There's a guy I did some booksetting corrections for a long time ago. He had a unibody 17" MBP and I met him at Starbucks for a few hours. Used his 17" with QuarkXPress 8 to make the corrections there in the cafe. I guess he was some sort of contractor or something, but these were Honeywell manuals for flight technology used in aircraft. That was my first experience with the unibodies. At the time I was still solidly PowerPC.
Working a Quark project on a 17-inch LED display, wherever you sit to do the work, sounds like a dream to my younger-self, back when I was doing much the same kind of work as the person for whom you made corrections.

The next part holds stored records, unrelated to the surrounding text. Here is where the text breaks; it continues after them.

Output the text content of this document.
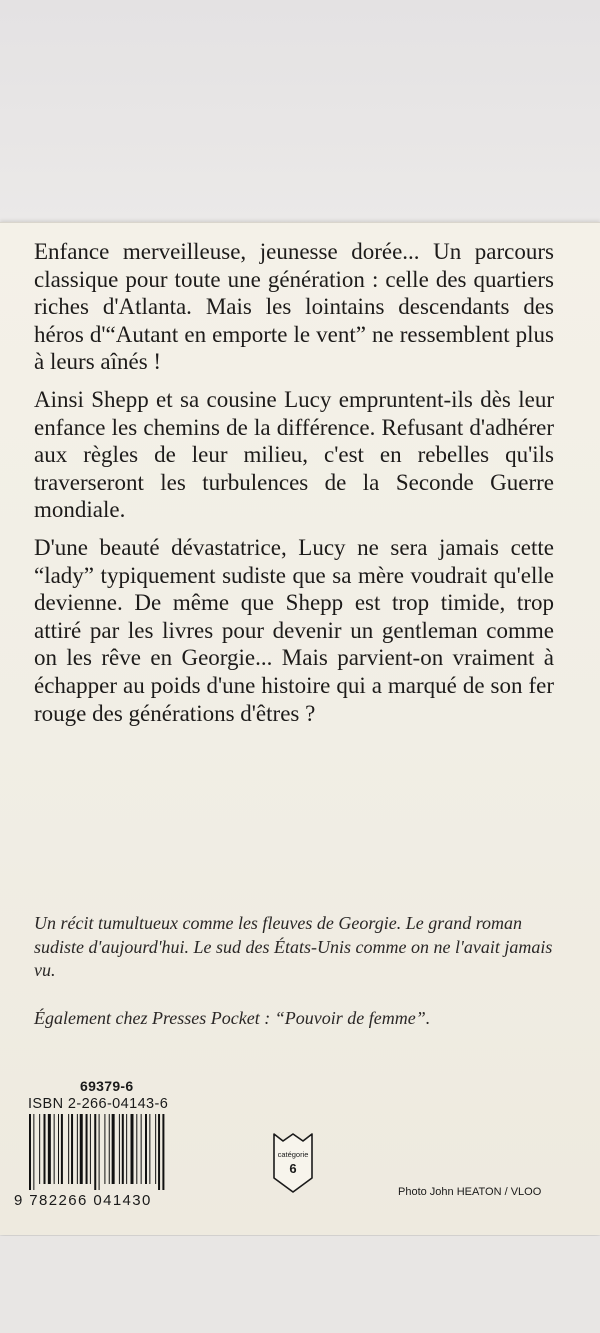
Enfance merveilleuse, jeunesse dorée... Un parcours classique pour toute une génération : celle des quartiers riches d'Atlanta. Mais les lointains descendants des héros d'“Autant en emporte le vent” ne ressemblent plus à leurs aînés !

Ainsi Shepp et sa cousine Lucy empruntent-ils dès leur enfance les chemins de la différence. Refusant d'adhérer aux règles de leur milieu, c'est en rebelles qu'ils traverseront les turbulences de la Seconde Guerre mondiale.

D'une beauté dévastatrice, Lucy ne sera jamais cette “lady” typiquement sudiste que sa mère voudrait qu'elle devienne. De même que Shepp est trop timide, trop attiré par les livres pour devenir un gentleman comme on les rêve en Georgie... Mais parvient-on vraiment à échapper au poids d'une histoire qui a marqué de son fer rouge des générations d'êtres ?

Un récit tumultueux comme les fleuves de Georgie. Le grand roman sudiste d'aujourd'hui. Le sud des États-Unis comme on ne l'avait jamais vu.

Également chez Presses Pocket : “Pouvoir de femme”.

69379-6
ISBN 2-266-04143-6
9 782266 041430
catégorie
6
Photo John HEATON / VLOO
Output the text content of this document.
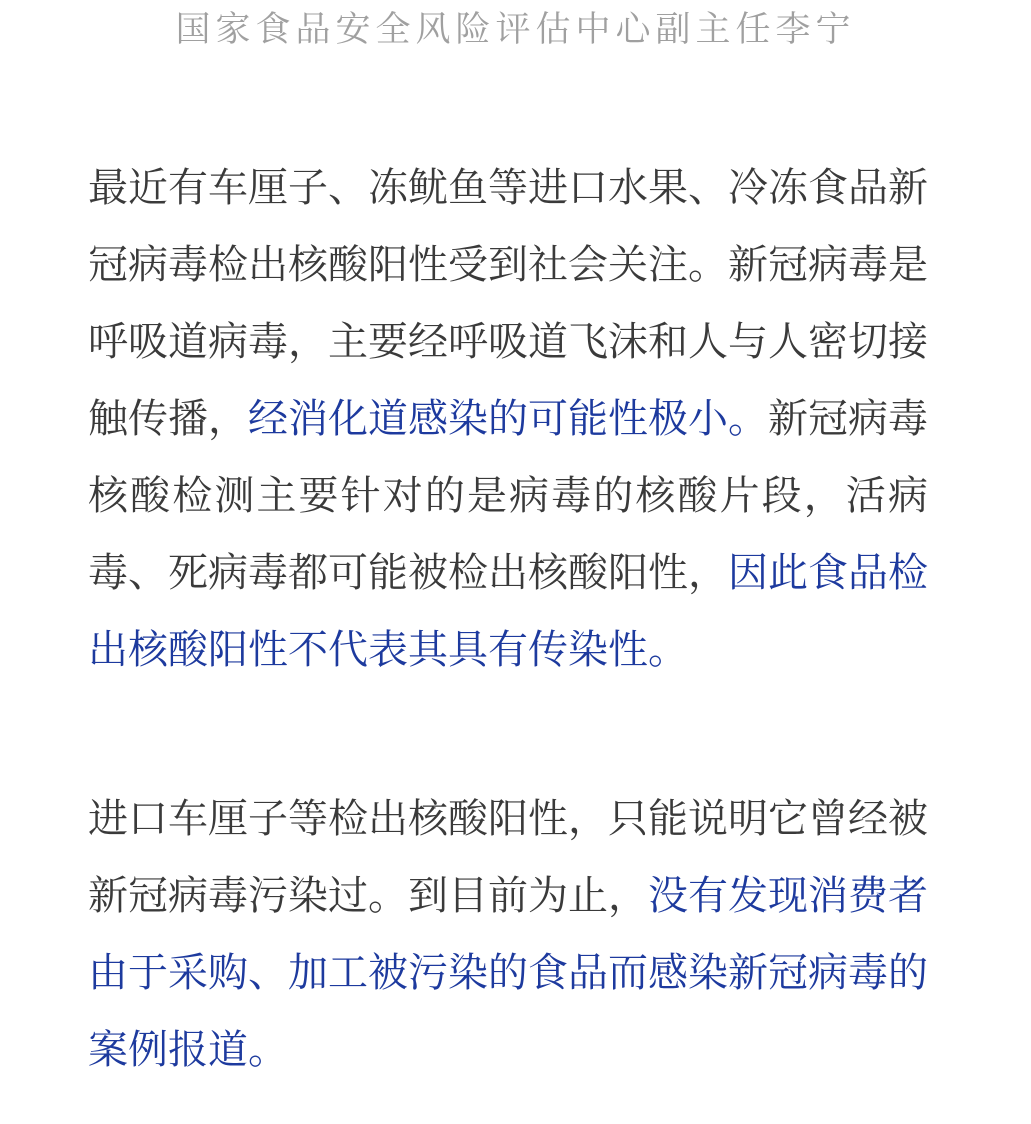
国家食品安全风险评估中心副主任李宁
最近有车厘子、冻鱿鱼等进口水果、冷冻食品新
冠病毒检出核酸阳性受到社会关注。新冠病毒是
呼吸道病毒，主要经呼吸道飞沫和人与人密切接
触传播，经消化道感染的可能性极小。新冠病毒
核酸检测主要针对的是病毒的核酸片段，活病
毒、死病毒都可能被检出核酸阳性，因此食品检
出核酸阳性不代表其具有传染性。
进口车厘子等检出核酸阳性，只能说明它曾经被
新冠病毒污染过。到目前为止，没有发现消费者
由于采购、加工被污染的食品而感染新冠病毒的
案例报道。
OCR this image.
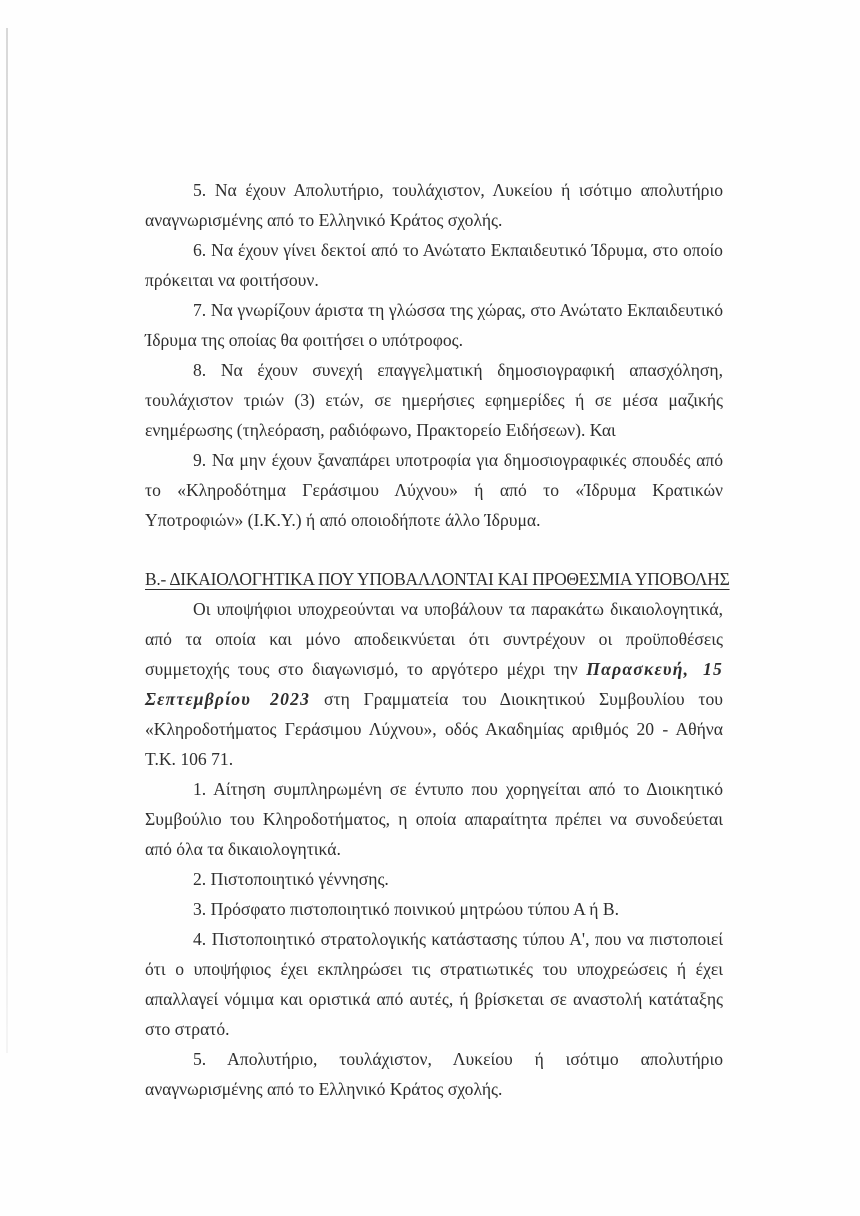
5. Να έχουν Απολυτήριο, τουλάχιστον, Λυκείου ή ισότιμο απολυτήριο αναγνωρισμένης από το Ελληνικό Κράτος σχολής.

6. Να έχουν γίνει δεκτοί από το Ανώτατο Εκπαιδευτικό Ίδρυμα, στο οποίο πρόκειται να φοιτήσουν.

7. Να γνωρίζουν άριστα τη γλώσσα της χώρας, στο Ανώτατο Εκπαιδευτικό Ίδρυμα της οποίας θα φοιτήσει ο υπότροφος.

8. Να έχουν συνεχή επαγγελματική δημοσιογραφική απασχόληση, τουλάχιστον τριών (3) ετών, σε ημερήσιες εφημερίδες ή σε μέσα μαζικής ενημέρωσης (τηλεόραση, ραδιόφωνο, Πρακτορείο Ειδήσεων). Και

9. Να μην έχουν ξαναπάρει υποτροφία για δημοσιογραφικές σπουδές από το «Κληροδότημα Γεράσιμου Λύχνου» ή από το «Ίδρυμα Κρατικών Υποτροφιών» (Ι.Κ.Υ.) ή από οποιοδήποτε άλλο Ίδρυμα.

Β.- ΔΙΚΑΙΟΛΟΓΗΤΙΚΑ ΠΟΥ ΥΠΟΒΑΛΛΟΝΤΑΙ ΚΑΙ ΠΡΟΘΕΣΜΙΑ ΥΠΟΒΟΛΗΣ

Οι υποψήφιοι υποχρεούνται να υποβάλουν τα παρακάτω δικαιολογητικά, από τα οποία και μόνο αποδεικνύεται ότι συντρέχουν οι προϋποθέσεις συμμετοχής τους στο διαγωνισμό, το αργότερο μέχρι την Παρασκευή, 15 Σεπτεμβρίου 2023 στη Γραμματεία του Διοικητικού Συμβουλίου του «Κληροδοτήματος Γεράσιμου Λύχνου», οδός Ακαδημίας αριθμός 20 - Αθήνα Τ.Κ. 106 71.

1. Αίτηση συμπληρωμένη σε έντυπο που χορηγείται από το Διοικητικό Συμβούλιο του Κληροδοτήματος, η οποία απαραίτητα πρέπει να συνοδεύεται από όλα τα δικαιολογητικά.

2. Πιστοποιητικό γέννησης.

3. Πρόσφατο πιστοποιητικό ποινικού μητρώου τύπου Α ή Β.

4. Πιστοποιητικό στρατολογικής κατάστασης τύπου Α', που να πιστοποιεί ότι ο υποψήφιος έχει εκπληρώσει τις στρατιωτικές του υποχρεώσεις ή έχει απαλλαγεί νόμιμα και οριστικά από αυτές, ή βρίσκεται σε αναστολή κατάταξης στο στρατό.

5. Απολυτήριο, τουλάχιστον, Λυκείου ή ισότιμο απολυτήριο αναγνωρισμένης από το Ελληνικό Κράτος σχολής.
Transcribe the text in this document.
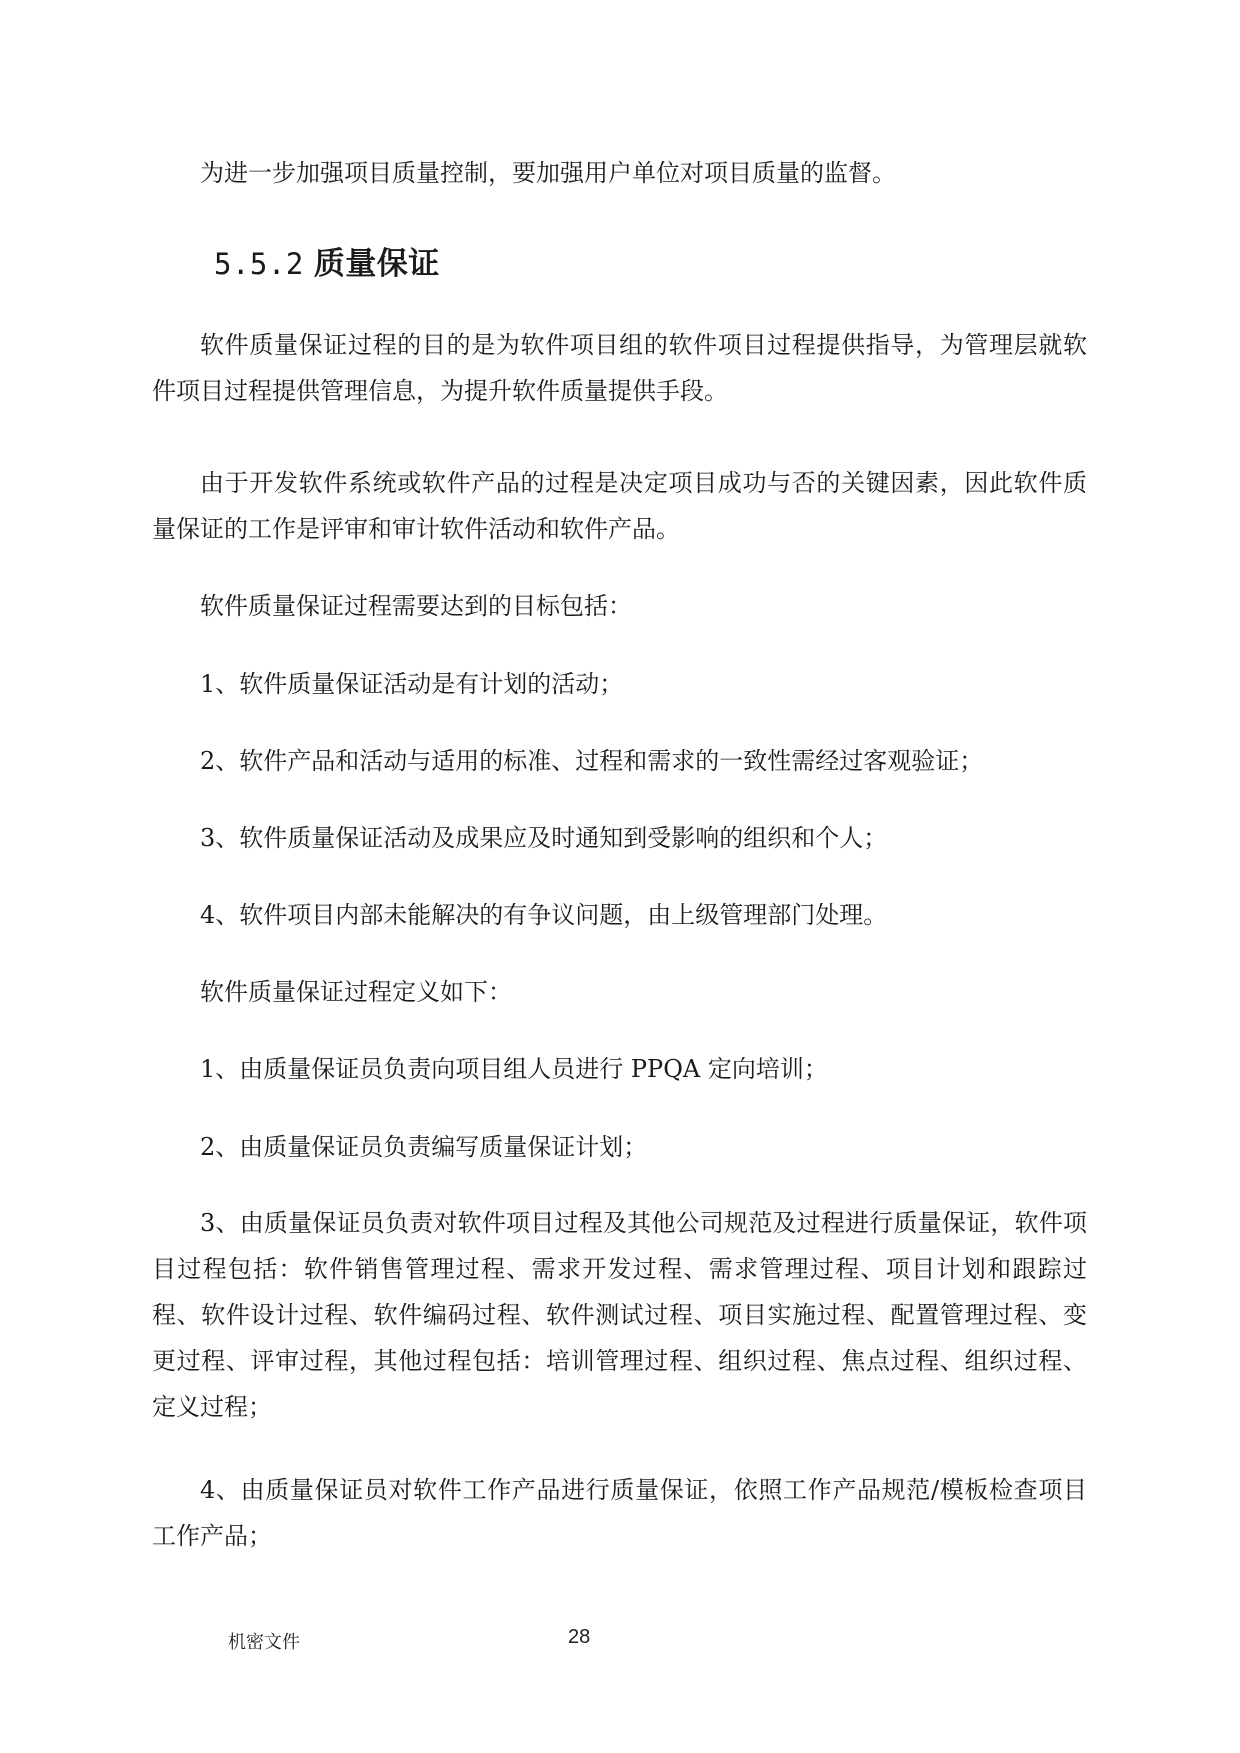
为进一步加强项目质量控制，要加强用户单位对项目质量的监督。

5.5.2 质量保证

软件质量保证过程的目的是为软件项目组的软件项目过程提供指导，为管理层就软件项目过程提供管理信息，为提升软件质量提供手段。

由于开发软件系统或软件产品的过程是决定项目成功与否的关键因素，因此软件质量保证的工作是评审和审计软件活动和软件产品。

软件质量保证过程需要达到的目标包括：

1、软件质量保证活动是有计划的活动；

2、软件产品和活动与适用的标准、过程和需求的一致性需经过客观验证；

3、软件质量保证活动及成果应及时通知到受影响的组织和个人；

4、软件项目内部未能解决的有争议问题，由上级管理部门处理。

软件质量保证过程定义如下：

1、由质量保证员负责向项目组人员进行 PPQA 定向培训；

2、由质量保证员负责编写质量保证计划；

3、由质量保证员负责对软件项目过程及其他公司规范及过程进行质量保证，软件项目过程包括：软件销售管理过程、需求开发过程、需求管理过程、项目计划和跟踪过程、软件设计过程、软件编码过程、软件测试过程、项目实施过程、配置管理过程、变更过程、评审过程，其他过程包括：培训管理过程、组织过程、焦点过程、组织过程、定义过程；

4、由质量保证员对软件工作产品进行质量保证，依照工作产品规范/模板检查项目工作产品；

机密文件	28
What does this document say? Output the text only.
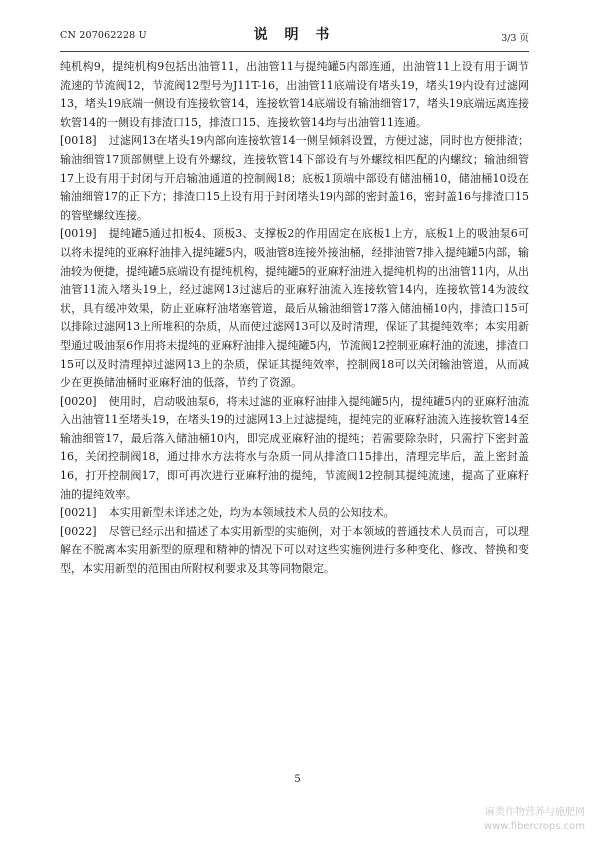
CN 207062228 U	说 明 书	3/3 页

纯机构9，提纯机构9包括出油管11，出油管11与提纯罐5内部连通，出油管11上设有用于调节流速的节流阀12，节流阀12型号为J11T-16，出油管11底端设有堵头19，堵头19内设有过滤网13，堵头19底端一侧设有连接软管14，连接软管14底端设有输油细管17，堵头19底端远离连接软管14的一侧设有排渣口15，排渣口15、连接软管14均与出油管11连通。

[0018] 过滤网13在堵头19内部向连接软管14一侧呈倾斜设置，方便过滤，同时也方便排渣；输油细管17顶部侧壁上设有外螺纹，连接软管14下部设有与外螺纹相匹配的内螺纹；输油细管17上设有用于封闭与开启输油通道的控制阀18；底板1顶端中部设有储油桶10，储油桶10设在输油细管17的正下方；排渣口15上设有用于封闭堵头19内部的密封盖16，密封盖16与排渣口15的管壁螺纹连接。

[0019] 提纯罐5通过扣板4、顶板3、支撑板2的作用固定在底板1上方，底板1上的吸油泵6可以将未提纯的亚麻籽油排入提纯罐5内，吸油管8连接外接油桶，经排油管7排入提纯罐5内部，输油较为便捷，提纯罐5底端设有提纯机构，提纯罐5的亚麻籽油进入提纯机构的出油管11内，从出油管11流入堵头19上，经过滤网13过滤后的亚麻籽油流入连接软管14内，连接软管14为波纹状，具有缓冲效果，防止亚麻籽油堵塞管道，最后从输油细管17落入储油桶10内，排渣口15可以排除过滤网13上所堆积的杂质，从而使过滤网13可以及时清理，保证了其提纯效率；本实用新型通过吸油泵6作用将未提纯的亚麻籽油排入提纯罐5内，节流阀12控制亚麻籽油的流速，排渣口15可以及时清理掉过滤网13上的杂质，保证其提纯效率，控制阀18可以关闭输油管道，从而减少在更换储油桶时亚麻籽油的低落，节约了资源。

[0020] 使用时，启动吸油泵6，将未过滤的亚麻籽油排入提纯罐5内，提纯罐5内的亚麻籽油流入出油管11至堵头19，在堵头19的过滤网13上过滤提纯，提纯完的亚麻籽油流入连接软管14至输油细管17，最后落入储油桶10内，即完成亚麻籽油的提纯；若需要除杂时，只需拧下密封盖16，关闭控制阀18，通过排水方法将水与杂质一同从排渣口15排出，清理完毕后，盖上密封盖16，打开控制阀17，即可再次进行亚麻籽油的提纯，节流阀12控制其提纯流速，提高了亚麻籽油的提纯效率。

[0021] 本实用新型未详述之处，均为本领域技术人员的公知技术。

[0022] 尽管已经示出和描述了本实用新型的实施例，对于本领域的普通技术人员而言，可以理解在不脱离本实用新型的原理和精神的情况下可以对这些实施例进行多种变化、修改、替换和变型，本实用新型的范围由所附权利要求及其等同物限定。

5
麻类作物营养与施肥网
www.fibercrops.com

Now that I think about it, it’s quite possible I’ve seen or set my hands on no more than maybe one handful — if a handful counts as five, one for each digit — of unibody 17-inch MBPs in all these years. Also, in thinking about this, I’m recalling the very first time I saw a unibody MacBook in person: a 13-inch MacBook5,1, in an Ottawa camera store which also sold Apple products, in December 2008. I had only begun to use an aluminium 15-inch MBP barely two months earlier (the first of any aluminium Mac laptop I’d used).
When I saw the keyboard, I bristled in disdain, even though I’d seen plenty of photos of it by that point. Although I acclimated to it over time (and especially so after I bought a mid-2009 13-inch MBP to replace the just-stolen A1226), I still have a mixed relationship with it. It’s the only keyboard form factor in Apple’s laptops wherein I’ve had to replace the keyboard outright — twice on my own 13-inch MBP and once on a friend’s 15-inch retina MBP. Moreover, that the entire top-case requires replacement when wanting to commit to a different keyboard localization was a big modular step in the wrong direction.
That all said, when a unibody Mac is working, whether 17-inch MBP or 11-inch MBA, to use it for work is a truly solid experience which has little to any peer.
It wasn't until years later that I realized how uncommon this guy's MBP was and I didn't want to exclude anyone here that owned one. Again, we (us PowerPC users) at the time were a refuge for the Early Intels when the other Mac subforums were all still chanting "Get a new Mac!".
This makes complete sense. And I’m quite sure those other sub-forums are still on about that and their Sisyphean task of staying current and dumping plenty of lightly-used Macs into secondhand circulation (and, more than likely, recycling — especially if they’re trading in their two- or three-year-old Mac, many lightly used at best, at the Apple Store for a new, shut-up-and-take-my-money replacement).